Here is a little grid of all the possibilities:

Prize is behind:

  _____A_____ _____B_____ _____C_____
Change mind |___________ ___________ ___________
Don't change mind |___________ ___________ ___________

There are only six different ways things can turn out.

Now, let’s assume that we always pick A as our first door. (If this bothers you, let’s just pretend that we don’t label the doors A, B and C until you’ve made your choice. All the possibilities are really the same.) We can now fill in the grid with the outcomes, Win or Lose, for each possible scenario.

For example, if the prize is behind Door A (which you always pick first) and you don’t change your mind, that’s a Win. If you did change your mind, that’s a Lose.

So here’s what the grid looks like when it’s all filled in:

Prize is behind:

  _______A_______ _____B_______ _____C_______
Change mind |_____LOSE_____ ____WIN_____ ____WIN_____
Don't change mind |_____WIN______ ____LOSE____ ____LOSE____

It is easy to see that, if you change your mind every time, there are two ways to win, and only one way to lose. If the prize is behind A, you lose. But you win if it is behind B or C.

However, if you don’t change your mind, there is only one way you can win, and that is if the prize is behind A. If it’s behind B or C, you lose.

So changing your mind gives you twice as many ways to win.

Remember: think of A as being the door you chose first, regardless of which one you really chose, and B and C as the other two. That way, you won’t have to draw a separate grid depending on whether you chose B or C first instead of A.

But if it makes you feel better, go ahead. The results will be the same.

 

3- Didn’t like that either, eh? Okay.

Instead of three doors, let’s pretend that there are a thousand doors.

You pick one, and the other 999 go on the other side of the line.

A | B C D E F G H I J K L M N O P ..... (etc.)

Now Monty opens up all the empty ones on the right side of the line except one:

A | X

Now Monty tells you you can change your mind.

Pretty obvious that the odds of the prize being behind X are 999-to-one.

Or, putting it another way, the odds that the very first door you picked, A, contains the prize is 999-to-one against you.

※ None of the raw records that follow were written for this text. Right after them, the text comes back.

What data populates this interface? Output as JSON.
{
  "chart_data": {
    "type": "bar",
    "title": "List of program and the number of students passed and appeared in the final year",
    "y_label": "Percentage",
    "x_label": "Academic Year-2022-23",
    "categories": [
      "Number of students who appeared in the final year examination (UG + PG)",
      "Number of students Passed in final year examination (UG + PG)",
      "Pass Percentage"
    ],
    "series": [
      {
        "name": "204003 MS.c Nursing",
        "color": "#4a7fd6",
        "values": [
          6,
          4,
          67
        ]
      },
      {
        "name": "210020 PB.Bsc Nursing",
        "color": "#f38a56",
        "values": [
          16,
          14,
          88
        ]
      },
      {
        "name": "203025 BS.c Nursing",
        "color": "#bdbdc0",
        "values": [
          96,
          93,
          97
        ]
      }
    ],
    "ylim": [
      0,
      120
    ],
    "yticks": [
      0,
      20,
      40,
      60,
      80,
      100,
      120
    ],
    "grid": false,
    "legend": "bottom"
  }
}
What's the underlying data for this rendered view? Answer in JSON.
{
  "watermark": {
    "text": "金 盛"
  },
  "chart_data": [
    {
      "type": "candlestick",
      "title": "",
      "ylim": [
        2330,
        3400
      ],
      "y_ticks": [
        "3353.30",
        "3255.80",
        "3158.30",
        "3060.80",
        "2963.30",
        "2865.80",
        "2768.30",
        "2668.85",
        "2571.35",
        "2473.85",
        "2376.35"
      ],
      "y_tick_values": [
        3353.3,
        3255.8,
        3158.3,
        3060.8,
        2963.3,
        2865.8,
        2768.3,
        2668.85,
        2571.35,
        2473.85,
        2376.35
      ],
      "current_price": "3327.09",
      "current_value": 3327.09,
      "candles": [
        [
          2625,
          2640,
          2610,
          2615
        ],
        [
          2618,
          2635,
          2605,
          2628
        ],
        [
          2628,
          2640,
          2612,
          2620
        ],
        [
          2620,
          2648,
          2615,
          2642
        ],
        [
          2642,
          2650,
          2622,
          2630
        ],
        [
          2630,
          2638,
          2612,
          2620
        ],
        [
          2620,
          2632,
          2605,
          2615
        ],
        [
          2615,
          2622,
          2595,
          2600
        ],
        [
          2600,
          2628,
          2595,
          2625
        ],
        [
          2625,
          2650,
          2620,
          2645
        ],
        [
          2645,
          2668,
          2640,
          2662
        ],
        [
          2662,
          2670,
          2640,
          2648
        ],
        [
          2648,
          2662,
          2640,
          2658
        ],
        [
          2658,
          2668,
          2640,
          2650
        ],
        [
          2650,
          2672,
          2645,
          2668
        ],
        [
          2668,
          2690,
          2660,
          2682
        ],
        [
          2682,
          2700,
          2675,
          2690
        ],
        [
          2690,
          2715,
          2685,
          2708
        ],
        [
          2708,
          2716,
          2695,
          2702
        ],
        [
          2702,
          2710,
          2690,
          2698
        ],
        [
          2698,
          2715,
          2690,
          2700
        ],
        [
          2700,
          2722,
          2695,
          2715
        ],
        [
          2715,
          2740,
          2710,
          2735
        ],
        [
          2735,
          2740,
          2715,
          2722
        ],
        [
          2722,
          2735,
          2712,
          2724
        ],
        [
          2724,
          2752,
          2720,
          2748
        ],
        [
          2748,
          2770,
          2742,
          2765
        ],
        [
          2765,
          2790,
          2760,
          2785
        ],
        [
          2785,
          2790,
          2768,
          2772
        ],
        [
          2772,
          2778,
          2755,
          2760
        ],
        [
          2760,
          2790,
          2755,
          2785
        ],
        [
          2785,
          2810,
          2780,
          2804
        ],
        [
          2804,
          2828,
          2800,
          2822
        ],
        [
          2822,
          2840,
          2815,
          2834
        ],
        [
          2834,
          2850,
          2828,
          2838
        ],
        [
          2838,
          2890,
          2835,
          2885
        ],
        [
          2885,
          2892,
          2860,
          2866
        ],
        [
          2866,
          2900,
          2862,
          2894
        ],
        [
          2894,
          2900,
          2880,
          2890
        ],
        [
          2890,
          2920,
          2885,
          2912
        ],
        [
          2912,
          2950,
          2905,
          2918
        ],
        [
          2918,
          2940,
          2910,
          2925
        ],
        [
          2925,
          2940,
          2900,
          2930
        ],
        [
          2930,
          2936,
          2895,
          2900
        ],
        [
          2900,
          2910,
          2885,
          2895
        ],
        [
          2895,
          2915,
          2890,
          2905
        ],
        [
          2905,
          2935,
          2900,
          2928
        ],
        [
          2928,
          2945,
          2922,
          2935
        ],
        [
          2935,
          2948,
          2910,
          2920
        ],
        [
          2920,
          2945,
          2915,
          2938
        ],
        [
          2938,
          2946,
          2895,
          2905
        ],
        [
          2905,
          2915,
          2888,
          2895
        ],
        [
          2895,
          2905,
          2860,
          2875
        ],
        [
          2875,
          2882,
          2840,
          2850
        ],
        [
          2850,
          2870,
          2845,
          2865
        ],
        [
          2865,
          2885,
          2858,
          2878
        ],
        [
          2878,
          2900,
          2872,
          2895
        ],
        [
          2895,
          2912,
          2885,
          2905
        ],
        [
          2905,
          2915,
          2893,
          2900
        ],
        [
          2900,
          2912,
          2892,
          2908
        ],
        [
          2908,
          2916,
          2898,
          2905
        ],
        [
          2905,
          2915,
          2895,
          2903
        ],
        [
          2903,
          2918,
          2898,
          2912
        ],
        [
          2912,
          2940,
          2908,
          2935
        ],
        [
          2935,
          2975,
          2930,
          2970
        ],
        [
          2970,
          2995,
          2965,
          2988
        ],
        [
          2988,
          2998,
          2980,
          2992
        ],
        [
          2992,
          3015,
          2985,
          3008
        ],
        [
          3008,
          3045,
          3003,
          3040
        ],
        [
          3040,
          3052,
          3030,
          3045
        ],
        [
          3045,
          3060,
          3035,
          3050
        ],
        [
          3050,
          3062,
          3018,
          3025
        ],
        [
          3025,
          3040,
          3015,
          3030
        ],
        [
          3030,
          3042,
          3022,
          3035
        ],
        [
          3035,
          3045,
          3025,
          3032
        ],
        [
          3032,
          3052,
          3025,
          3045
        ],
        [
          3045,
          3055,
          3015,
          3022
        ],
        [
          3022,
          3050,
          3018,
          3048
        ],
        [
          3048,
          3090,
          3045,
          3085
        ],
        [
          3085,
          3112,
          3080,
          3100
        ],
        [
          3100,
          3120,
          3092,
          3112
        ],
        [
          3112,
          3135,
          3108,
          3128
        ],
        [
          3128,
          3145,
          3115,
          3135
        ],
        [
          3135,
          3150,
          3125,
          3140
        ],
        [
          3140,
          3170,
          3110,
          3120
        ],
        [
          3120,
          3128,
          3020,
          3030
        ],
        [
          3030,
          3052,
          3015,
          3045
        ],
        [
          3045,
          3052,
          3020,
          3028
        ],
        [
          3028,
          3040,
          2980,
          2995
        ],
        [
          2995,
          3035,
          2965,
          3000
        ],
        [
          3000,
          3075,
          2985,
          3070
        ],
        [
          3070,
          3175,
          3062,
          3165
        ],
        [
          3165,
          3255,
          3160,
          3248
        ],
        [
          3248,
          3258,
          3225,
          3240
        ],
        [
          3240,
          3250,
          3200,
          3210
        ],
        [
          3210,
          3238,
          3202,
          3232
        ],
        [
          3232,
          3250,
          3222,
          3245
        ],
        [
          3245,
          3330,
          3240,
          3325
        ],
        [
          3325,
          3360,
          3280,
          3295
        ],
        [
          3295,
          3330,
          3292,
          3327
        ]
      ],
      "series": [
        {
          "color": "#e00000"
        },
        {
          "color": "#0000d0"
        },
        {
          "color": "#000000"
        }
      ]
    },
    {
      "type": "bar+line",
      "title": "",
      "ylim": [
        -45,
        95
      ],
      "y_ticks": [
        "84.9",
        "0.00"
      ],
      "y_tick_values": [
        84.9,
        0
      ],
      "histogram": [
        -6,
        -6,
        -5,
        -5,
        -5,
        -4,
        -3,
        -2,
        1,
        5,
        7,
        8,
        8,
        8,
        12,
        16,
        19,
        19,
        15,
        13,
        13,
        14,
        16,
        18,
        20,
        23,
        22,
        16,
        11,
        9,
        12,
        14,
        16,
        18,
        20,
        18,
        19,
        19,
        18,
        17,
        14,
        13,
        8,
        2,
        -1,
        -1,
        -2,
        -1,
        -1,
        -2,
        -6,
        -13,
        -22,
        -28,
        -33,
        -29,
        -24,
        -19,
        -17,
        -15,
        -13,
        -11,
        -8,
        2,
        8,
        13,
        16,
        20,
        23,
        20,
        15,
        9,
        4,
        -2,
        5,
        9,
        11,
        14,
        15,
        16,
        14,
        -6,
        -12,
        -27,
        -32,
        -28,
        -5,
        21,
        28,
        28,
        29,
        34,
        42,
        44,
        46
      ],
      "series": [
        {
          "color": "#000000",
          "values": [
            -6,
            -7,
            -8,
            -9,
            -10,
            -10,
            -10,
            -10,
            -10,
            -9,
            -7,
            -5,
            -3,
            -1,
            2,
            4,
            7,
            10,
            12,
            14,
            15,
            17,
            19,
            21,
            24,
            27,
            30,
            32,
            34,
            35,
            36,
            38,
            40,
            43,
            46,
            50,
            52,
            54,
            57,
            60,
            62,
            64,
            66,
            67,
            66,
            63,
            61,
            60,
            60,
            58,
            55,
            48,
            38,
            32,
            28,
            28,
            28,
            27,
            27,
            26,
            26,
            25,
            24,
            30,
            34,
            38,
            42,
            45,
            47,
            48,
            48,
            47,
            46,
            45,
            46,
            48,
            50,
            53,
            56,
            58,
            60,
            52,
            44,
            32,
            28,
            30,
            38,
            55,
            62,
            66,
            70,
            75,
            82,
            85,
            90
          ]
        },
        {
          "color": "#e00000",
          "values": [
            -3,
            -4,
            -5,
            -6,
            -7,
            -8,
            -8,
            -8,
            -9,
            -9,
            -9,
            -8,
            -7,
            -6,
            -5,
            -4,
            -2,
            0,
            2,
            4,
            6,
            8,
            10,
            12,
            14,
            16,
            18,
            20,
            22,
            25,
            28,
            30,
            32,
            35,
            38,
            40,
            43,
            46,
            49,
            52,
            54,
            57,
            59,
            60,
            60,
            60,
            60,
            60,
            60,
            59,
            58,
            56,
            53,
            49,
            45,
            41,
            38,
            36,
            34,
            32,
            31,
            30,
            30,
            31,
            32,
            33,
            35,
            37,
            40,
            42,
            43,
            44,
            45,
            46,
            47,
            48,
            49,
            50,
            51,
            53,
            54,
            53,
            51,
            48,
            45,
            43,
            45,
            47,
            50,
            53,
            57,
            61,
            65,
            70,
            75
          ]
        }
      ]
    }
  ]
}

It’s the same situation as in the original game. When you selected A to start with, you only had a one-out-of-three chance of picking the right door. There was a two-out-of-three chance that it was in either B or C. Just because Monty told you which of B or C the prize wasn’t in doesn’t change the odds of the prize being on that side of the line, just as if there had been a thousand boses to start with.

4- One last go, a little differently. This one gets to the heart of the matter, which is our reflex insistence that, if there are two choices, they both have equal probabilities.

You may be having trouble getting over the fact that, no matter what else has gone on, when you’re left with only two doors, there’s a 50/50 chance the prize is behind one or the other, right?

A | B

Stop and think for a second: why do you assume that the probability is 50% each?

Well, there are two doors, and they each have an equal probability of containing the prize. What could be simpler?

Suppose I were to tell you that the television show’s vice-president-in-charge-of-prize-hiding really likes to put the prize behind B most of the time. In fact, he does it 9 times out of 10.

Now what are the probabilities?

A is 10%, and B is 90%.

So there’s one way it could be other than 50/50. And there are plenty of others.

So forget the notion that two doors necessarily means 50/50 odds. That’s only true if you only had two doors to start and the prize placement was random.

Now I’ll tell you that, before we got down to Door A and Door B, there used to be two doors on the A side. And each of those doors had a 1/3 chance of containing the prize.

Now something is different. The odds that the prize was in either A or the other door (C) are twice the odds of it having been in B. So when C disappears, and we know for a fact that the prize wasn’t there, the probability that it is in the remaining door A is still 2/3.

And if it makes you feel better, leave door C sitting right there, open, instead of taking it away. Now do you get it?

If not, I apologize: I’m out of explanations.